A comparative study for nanoparticle production with passive mixers via solvent-displacement: Use of CFD models for optimization and design

Active and passive mixers, including a considerable variety of micro-devices, are nowadays widely used for the production of nanoparticles. Polymer nanoparticles for controlled drug delivery applications are investigated in this work with two specific objectives. The first one is to experimentally quantify the efficiency of confined impinging jets reactors and Tee-mixers in the production of nanoparticles constituted by two polymers: poly-ɛ-caprolactone and poly(methoxypolyethyleneglycolcyanoacrylate-co-hexadecylcyanoacrylate). The second objective is the development of a simple and reliable mathematical model to be used for the design, optimization and scale up of mixers for polymer nanoparticle production. Although the behaviour of the polymers investigated is quite different, it is possible to conclude that confined impinging jets reactors are more efficient than Tee-mixers, in converting the pressure drop into turbulent kinetic energy and as a consequence in producing smaller particles.
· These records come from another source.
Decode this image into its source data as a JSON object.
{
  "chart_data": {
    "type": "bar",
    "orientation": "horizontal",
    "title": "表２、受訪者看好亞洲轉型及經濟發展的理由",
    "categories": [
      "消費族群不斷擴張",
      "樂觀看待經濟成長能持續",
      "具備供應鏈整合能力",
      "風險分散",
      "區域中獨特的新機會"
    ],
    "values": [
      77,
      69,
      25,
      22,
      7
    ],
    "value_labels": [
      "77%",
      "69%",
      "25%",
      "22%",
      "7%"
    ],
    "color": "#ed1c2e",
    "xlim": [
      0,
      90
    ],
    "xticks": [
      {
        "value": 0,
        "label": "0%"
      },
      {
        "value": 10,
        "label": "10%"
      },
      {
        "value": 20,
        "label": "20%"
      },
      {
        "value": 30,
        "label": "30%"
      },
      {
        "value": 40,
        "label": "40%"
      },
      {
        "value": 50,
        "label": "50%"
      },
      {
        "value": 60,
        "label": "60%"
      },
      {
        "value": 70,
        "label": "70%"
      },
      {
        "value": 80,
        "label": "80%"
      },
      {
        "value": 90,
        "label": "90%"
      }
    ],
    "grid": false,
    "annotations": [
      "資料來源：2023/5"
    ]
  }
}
The very simple modelling approach proposed here (based on the evaluation of the mixing time) seems to be able to correlate well experimental data obtained under different operating conditions, independently on the type of device used. Moreover, in the case of poly-ɛ-caprolactone it was also possible to successfully quantify the particle formation time with a simple power law, further exploiting the model.

► This works investigates the use of micromixers for polymer nanoparticle production.
► Nanoparticles for pharmaceutical applications are produced with solvent-displacement.
► Micromixers with high flow rates results in small particles with narrow distributions.
► We use Computational Fluid Dynamics to quantify mixing efficiency.
► Successful design and scale up rules are derived and illustrated.